Hoy fue uno de esos días que quedan grabados en el corazón para siempre. Desde que era niño, soñaba con conocer de cerca a un manatí, esas criaturas tan pacíficas y tiernas que parecen salidas de otro mundo. Y hoy, finalmente, ese sueño se hizo realidad… ¡y de qué manera!
Salimos temprano, con el sol ya calentando el aire y el cielo despejado como una promesa de aventuras. Iba con mi novia, emocionados los dos como niños en víspera de Navidad. El agua era tan cristalina que parecía un espejo líquido, y los pájaros volaban alrededor como si nos dieran la bienvenida a su pequeño paraíso.
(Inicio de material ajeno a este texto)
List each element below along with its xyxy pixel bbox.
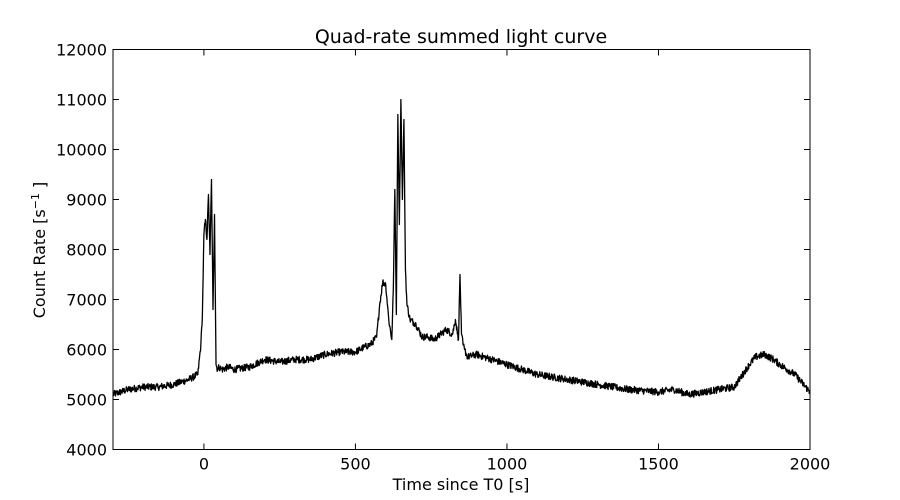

Cuando llegamos al lugar donde sabíamos que podríamos encontrarlos, no tuvimos que esperar mucho. De repente, ahí estaban: grandes, tranquilos, deslizándose bajo el agua como si flotaran en cámara lenta. Nos lanzamos al agua sin pensarlo dos veces. Al principio, la emoción me tenía el corazón a mil. Pero en cuanto vi de cerca a esos seres enormes y gentiles, una paz increíble me invadió. Nadábamos despacito para no asustarlos, y ellos, curiosos, se acercaban a nosotros. Uno incluso dejó que lo acariciáramos suavemente. No sé cómo explicarlo, pero en ese momento todo el mundo desapareció. Éramos solo nosotros, el agua tibia y los manatíes.
Entre risas y chapoteos, nos divertimos como nunca. Cada movimiento bajo el agua era una danza silenciosa entre nosotros y ellos. Era imposible no sonreír con el corazón.
Claro que no todo fue tan elegante… A la hora de volver a la lancha, me pasó una de esas cosas que uno no olvida (y que la novia se encargará de recordarte en cada reunión familiar por años). Estaba subiendo cuando resbalé de la forma más torpe posible y me golpeé el hombro derecho, justo el mismo que tengo medio maltrecho desde que, siendo niño en la escuela de Girona, me rompí la clavícula. La caída fue digna de un sketch de comedia. El sonido del “¡pum!” seguido de mi cara de sorpresa hizo que hasta los pájaros parecieran reírse. Afortunadamente, solo fue un golpe y muchas, muchas carcajadas.
Hoy no solo nadé con manatíes; hoy también recordé lo importante que es reírse de uno mismo, disfrutar de los pequeños accidentes de la vida y agradecer esos momentos mágicos que nos recuerdan que el mundo está lleno de maravillas.
Fue, sin duda, uno de los mejores días de mi vida.